In this study, we used the Bayesian joint model to investigate the association between the risk of death event and the change in CD4 biomarker that is repeatedly measured over time to determine the factors associated with the survival of HIV-infected persons.
The joint model finds a strong association between the CD4 cell count and the risk for death, with a unit decrease in the marker corresponding to a 2.01-fold increase in the risk for death. This finding aligns with the findings of a study carried out in 2019 in North-West Ethiopia, they considered joint latent class modeling to estimate the survival of people living with HIV using CD4 cell counts and time-to-death [7]. They revealed that the risk of death hinged on longitudinal CD4 counts. In another study carried out in 2019 in Iran, the result show that the joint model provided a flexible framework for simultaneous studying of the effects of covariates on the level of CD4 cell count and the risk of progression to TB and AIDS. This model also assessed the effect of CD4 trajectory on the hazards of competing events [8].
According to the result of the joint model, in the survival sub-model: age, gender, job status, and Hepatitis B were statistically significant on the risk of death at a 5% confidence level. These results are in line with a study conducted in 2017 in Fars province in Iran, they used Time-varying Cox regression analyses, the findings of this study implied that some variables could play the role of risk factors in HIV patients, and shorten the patient’s life span e.g. older age, female gender, unemployment, delay in HIV diagnosis, drug injection, and higher Hemoglobin levels [9]. According to our result of the joint model the risk of death was higher in males than females in as much as HIV-infected males were 2.11 times at risk of death than HIV-infected females. This result is consistent with the results of a study conducted in 2019 [10] in which the risk of death in males was 5.145 times the risk of death in females. Similarly, this result is in agreement with those observed in earlier studies [11]. In some studies the causes of shorter survival time in HIV-infected males versus females may be different, for instance, females in earlier stages may be more aware of their infection and take antiretroviral therapy[12, 13].

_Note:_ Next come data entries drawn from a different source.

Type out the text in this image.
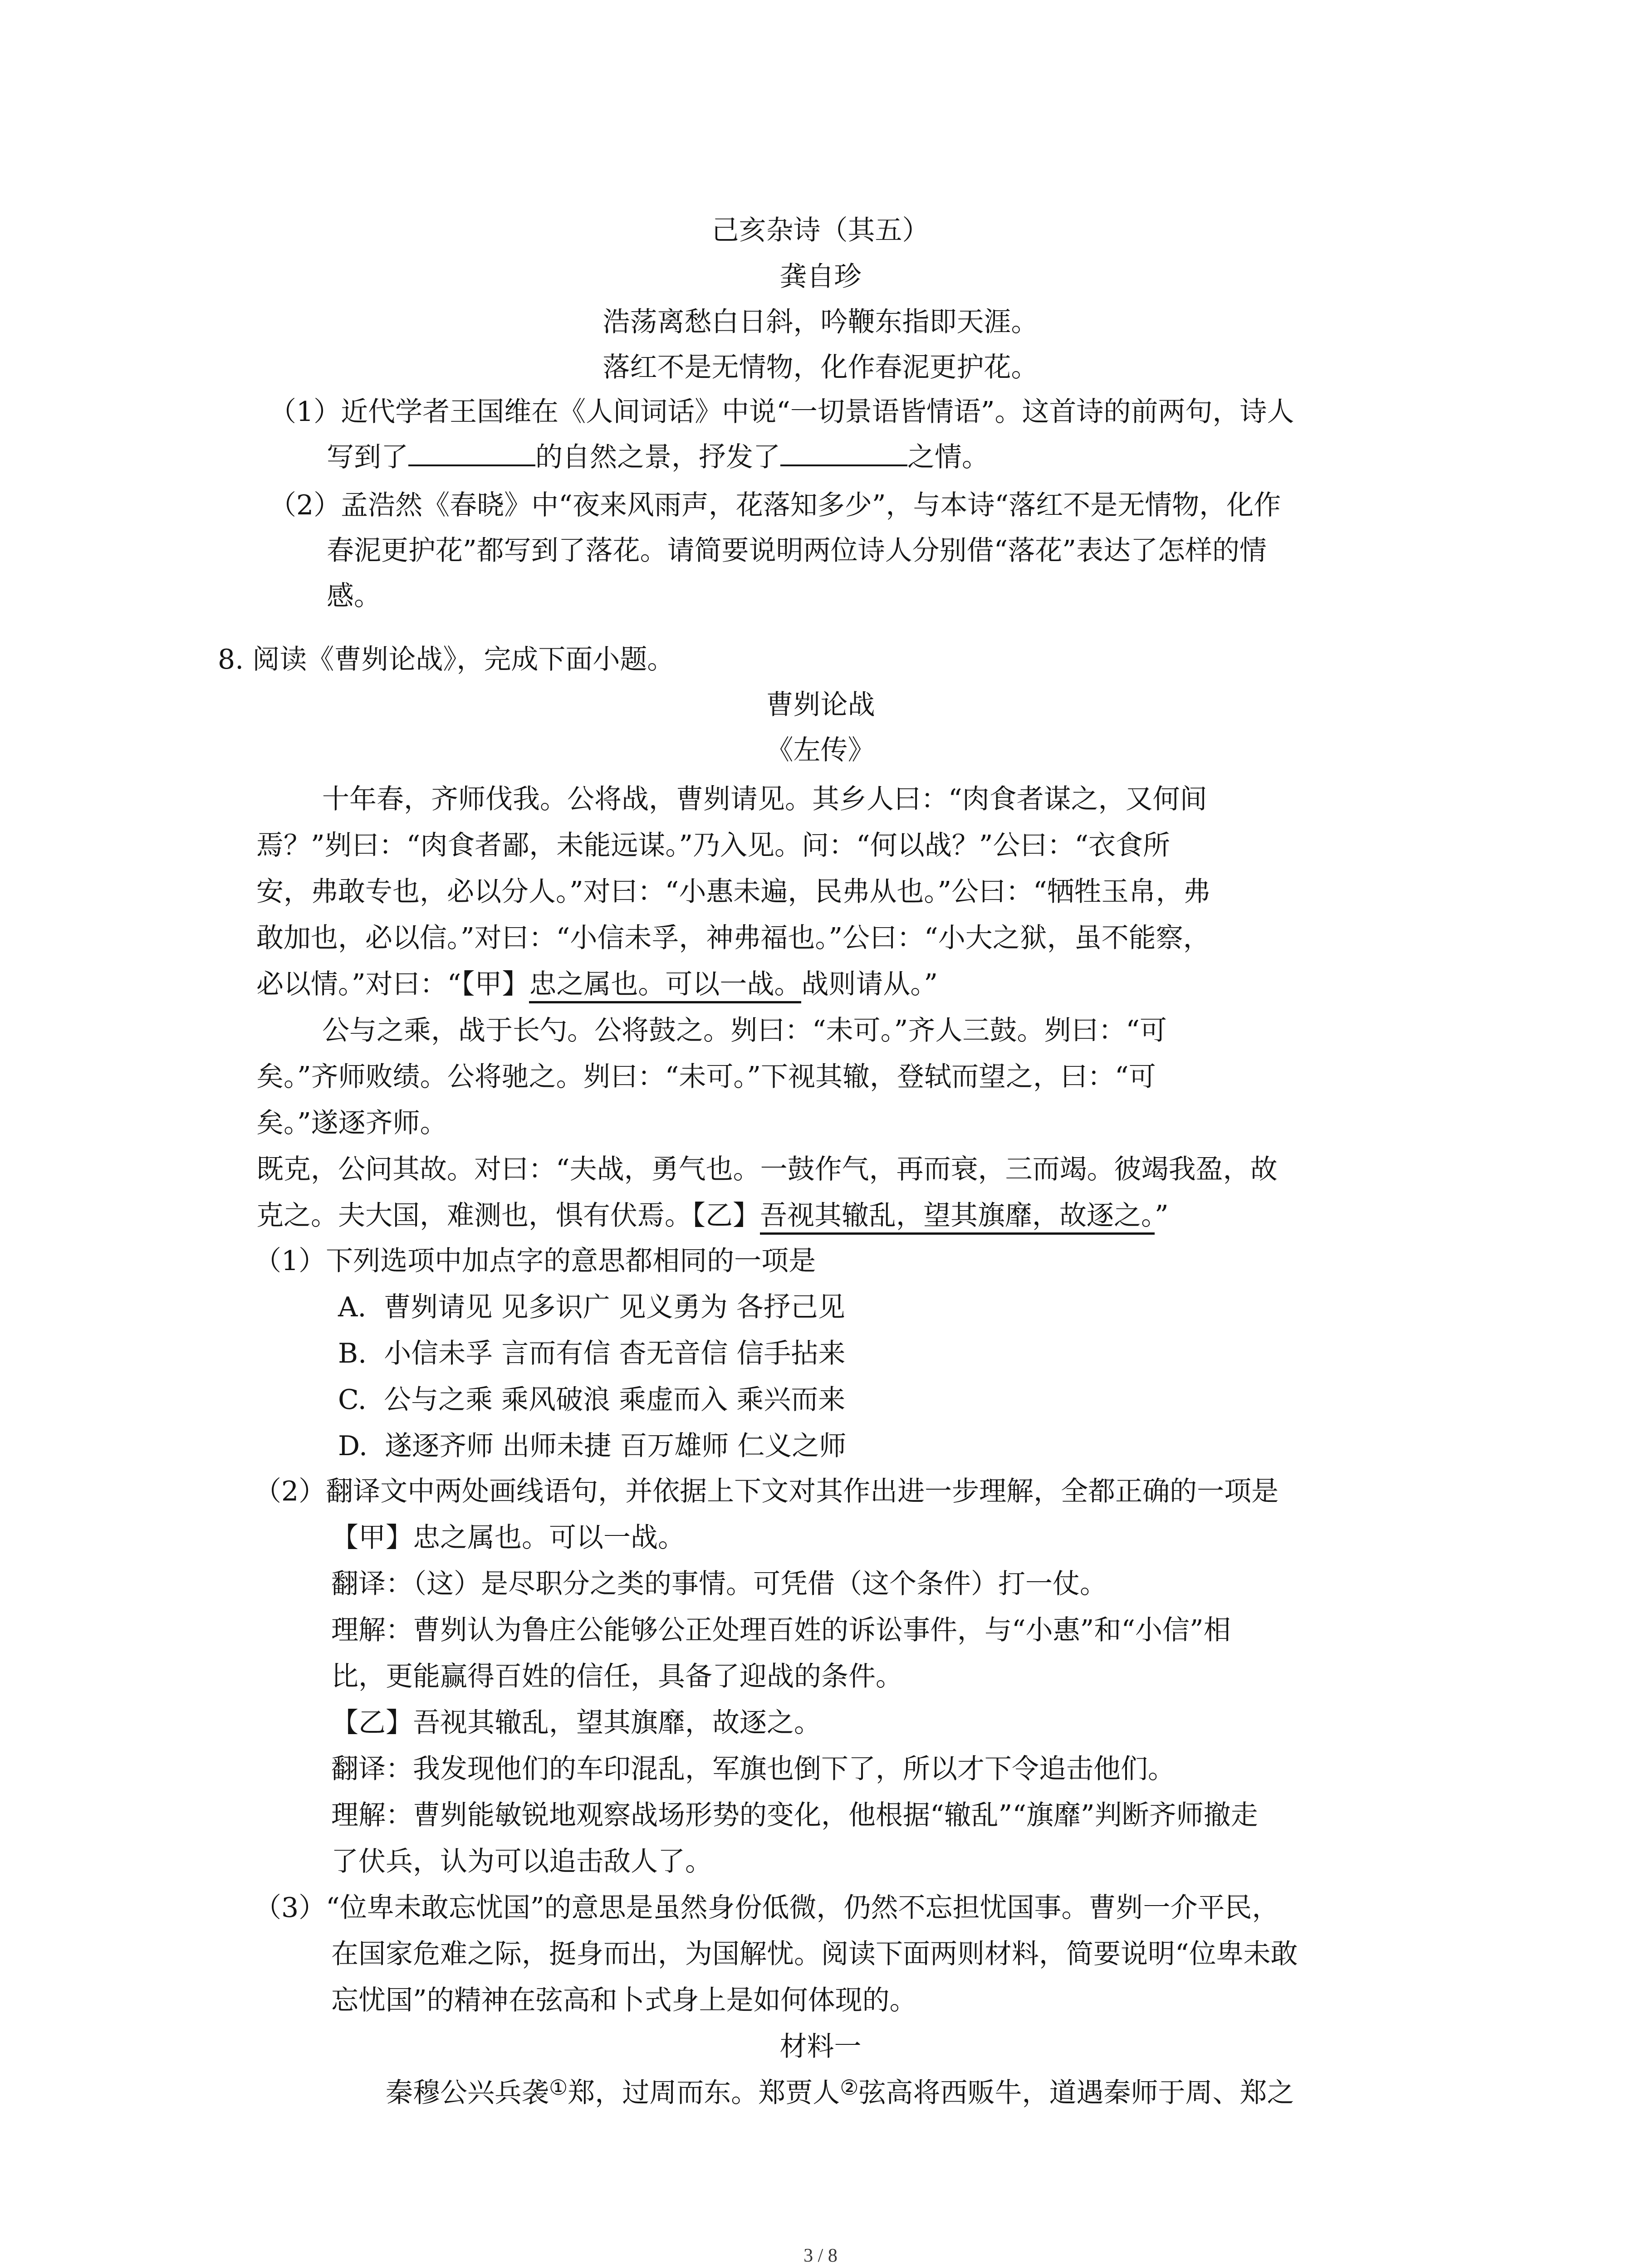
己亥杂诗（其五）
龚自珍
浩荡离愁白日斜，吟鞭东指即天涯。
落红不是无情物，化作春泥更护花。
（1）近代学者王国维在《人间词话》中说“一切景语皆情语”。这首诗的前两句，诗人
写到了	的自然之景，抒发了	之情。
（2）孟浩然《春晓》中“夜来风雨声，花落知多少”，与本诗“落红不是无情物，化作
春泥更护花”都写到了落花。请简要说明两位诗人分别借“落花”表达了怎样的情
感。
8. 阅读《曹刿论战》，完成下面小题。
曹刿论战
《左传》
十年春，齐师伐我。公将战，曹刿请见。其乡人曰：“肉食者谋之，又何间
焉？”刿曰：“肉食者鄙，未能远谋。”乃入见。问：“何以战？”公曰：“衣食所
安，弗敢专也，必以分人。”对曰：“小惠未遍，民弗从也。”公曰：“牺牲玉帛，弗
敢加也，必以信。”对曰：“小信未孚，神弗福也。”公曰：“小大之狱，虽不能察，
必以情。”对曰：“【甲】忠之属也。可以一战。战则请从。”
公与之乘，战于长勺。公将鼓之。刿曰：“未可。”齐人三鼓。刿曰：“可
矣。”齐师败绩。公将驰之。刿曰：“未可。”下视其辙，登轼而望之，曰：“可
矣。”遂逐齐师。
既克，公问其故。对曰：“夫战，勇气也。一鼓作气，再而衰，三而竭。彼竭我盈，故
克之。夫大国，难测也，惧有伏焉。【乙】吾视其辙乱，望其旗靡，故逐之。”
（1）下列选项中加点字的意思都相同的一项是
A.  曹刿请见 见多识广 见义勇为 各抒己见
B.  小信未孚 言而有信 杳无音信 信手拈来
C.  公与之乘 乘风破浪 乘虚而入 乘兴而来
D.  遂逐齐师 出师未捷 百万雄师 仁义之师
（2）翻译文中两处画线语句，并依据上下文对其作出进一步理解，全都正确的一项是
【甲】忠之属也。可以一战。
翻译：（这）是尽职分之类的事情。可凭借（这个条件）打一仗。
理解：曹刿认为鲁庄公能够公正处理百姓的诉讼事件，与“小惠”和“小信”相
比，更能赢得百姓的信任，具备了迎战的条件。
【乙】吾视其辙乱，望其旗靡，故逐之。
翻译：我发现他们的车印混乱，军旗也倒下了，所以才下令追击他们。
理解：曹刿能敏锐地观察战场形势的变化，他根据“辙乱”“旗靡”判断齐师撤走
了伏兵，认为可以追击敌人了。
（3）“位卑未敢忘忧国”的意思是虽然身份低微，仍然不忘担忧国事。曹刿一介平民，
在国家危难之际，挺身而出，为国解忧。阅读下面两则材料，简要说明“位卑未敢
忘忧国”的精神在弦高和卜式身上是如何体现的。
材料一
秦穆公兴兵袭①郑，过周而东。郑贾人②弦高将西贩牛，道遇秦师于周、郑之
3 / 8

In the longitudinal sub-model of CD4 cell count, the predictors: age, gender, job status, educational level, and addiction were statistically significant at a 5% confidence level. Gender was a significant covariate on CD4 longitudinal outcome and females had a significantly higher CD4 than males [11, 14]. Education significantly affected the level of CD4 cell count. Hence, more educated patients have a better understanding of adherence to prescribed medication and this further leads to better CD4 cell count as compared to uneducated patients. The result obtained in the current research is consistent with one of the previous investigations [15]. The risk of death for those with Hepatitis B was 2.22 times that of those without hepatitis B. From a clinical point of view, hepatitis B increases the risk of AIDS or death for newly diagnosed patients, even if it is not statistically significant [16, 17]. According to our results, those who are unemployed were associated with a decreased count of CD4 cells significantly. This result is consistent with the results of a study conducted in 2021 in Ethiopia[18]. The risk of death among unemployed people was 1.38 times more than employed people. Increases in unemployment are associated with increased HIV mortality [19]. According to our results, addiction variables were significantly effective in the decreased CD4 counts. The result was also consistent with the previous research [20].

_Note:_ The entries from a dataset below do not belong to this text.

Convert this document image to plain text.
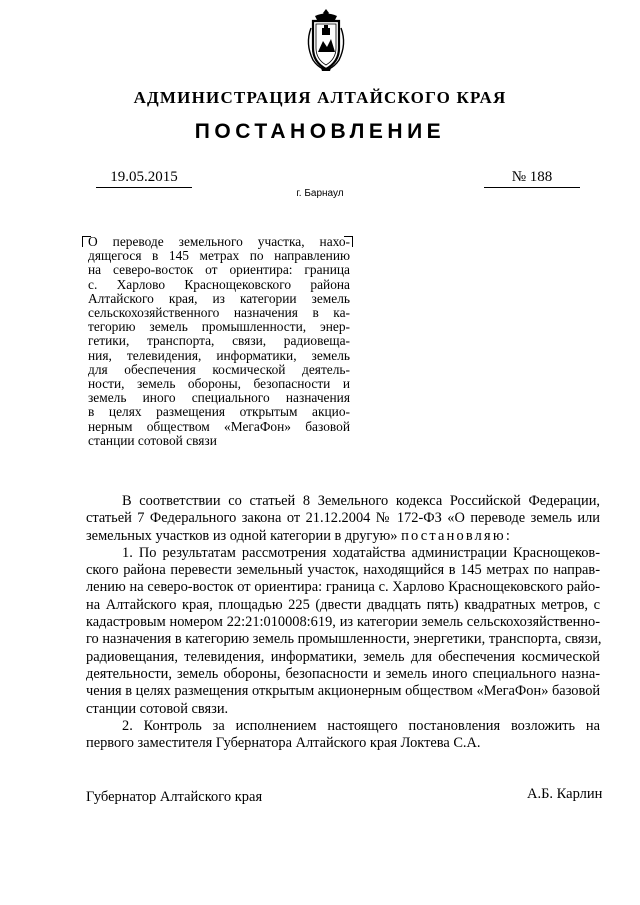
АДМИНИСТРАЦИЯ АЛТАЙСКОГО КРАЯ
ПОСТАНОВЛЕНИЕ
19.05.2015	№ 188
г. Барнаул
О переводе земельного участка, нахо-
дящегося в 145 метрах по направлению
на северо-восток от ориентира: граница
с. Харлово Краснощековского района
Алтайского края, из категории земель
сельскохозяйственного назначения в ка-
тегорию земель промышленности, энер-
гетики, транспорта, связи, радиовеща-
ния, телевидения, информатики, земель
для обеспечения космической деятель-
ности, земель обороны, безопасности и
земель иного специального назначения
в целях размещения открытым акцио-
нерным обществом «МегаФон» базовой
станции сотовой связи
В соответствии со статьей 8 Земельного кодекса Российской Федерации,
статьей 7 Федерального закона от 21.12.2004 № 172-ФЗ «О переводе земель или
земельных участков из одной категории в другую» постановляю:
1. По результатам рассмотрения ходатайства администрации Краснощеков-
ского района перевести земельный участок, находящийся в 145 метрах по направ-
лению на северо-восток от ориентира: граница с. Харлово Краснощековского райо-
на Алтайского края, площадью 225 (двести двадцать пять) квадратных метров, с
кадастровым номером 22:21:010008:619, из категории земель сельскохозяйственно-
го назначения в категорию земель промышленности, энергетики, транспорта, связи,
радиовещания, телевидения, информатики, земель для обеспечения космической
деятельности, земель обороны, безопасности и земель иного специального назна-
чения в целях размещения открытым акционерным обществом «МегаФон» базовой
станции сотовой связи.
2. Контроль за исполнением настоящего постановления возложить на
первого заместителя Губернатора Алтайского края Локтева С.А.
Губернатор Алтайского края	А.Б. Карлин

In this study, a joint model was used to analyze the longitudinal CD4 cell count and the survival time data. The association parameter between the longitudinal and survival components was statistically significant. This significance suggests a strong association between the CD4 cell count and the survival time of HIV patients. Patients with higher CD4 cell counts have better survival prospects compared to those with lower CD4 cell counts.
Previous studies have shown that joint models in contrast to separate models can lead to unbiased and more efficient estimates of parameters[21, 22]. The use of the joint model allows for a more comprehensive understanding of the factors influencing both the CD4 cell count and survival time, compared to using separate models [23, 24]. Based on the significant parameters in the joint model, patients with better socioeconomic status have a lower risk of mortality. Patients with higher socioeconomic status are more likely to have access to appropriate dietary and medication management, which can lower their mortality risk. One of the limitations we faced in this study was the issue of repeated measurements of CD4 cell counts, which required a minimum of two measurements per individual. Due to the lack of repeated measurements for each individual, a large number of individuals had to be excluded from the study, this limitation in the available data led to a reduction in the final sample size that could be included in the analysis using the joint modeling approach. A Bayesian joint modeling approach enables individualized predictions of HIV progression and mortality by monitoring patients' CD4 counts [25]. It is also recommended that further studies that use the joint model for dynamic prediction on this data.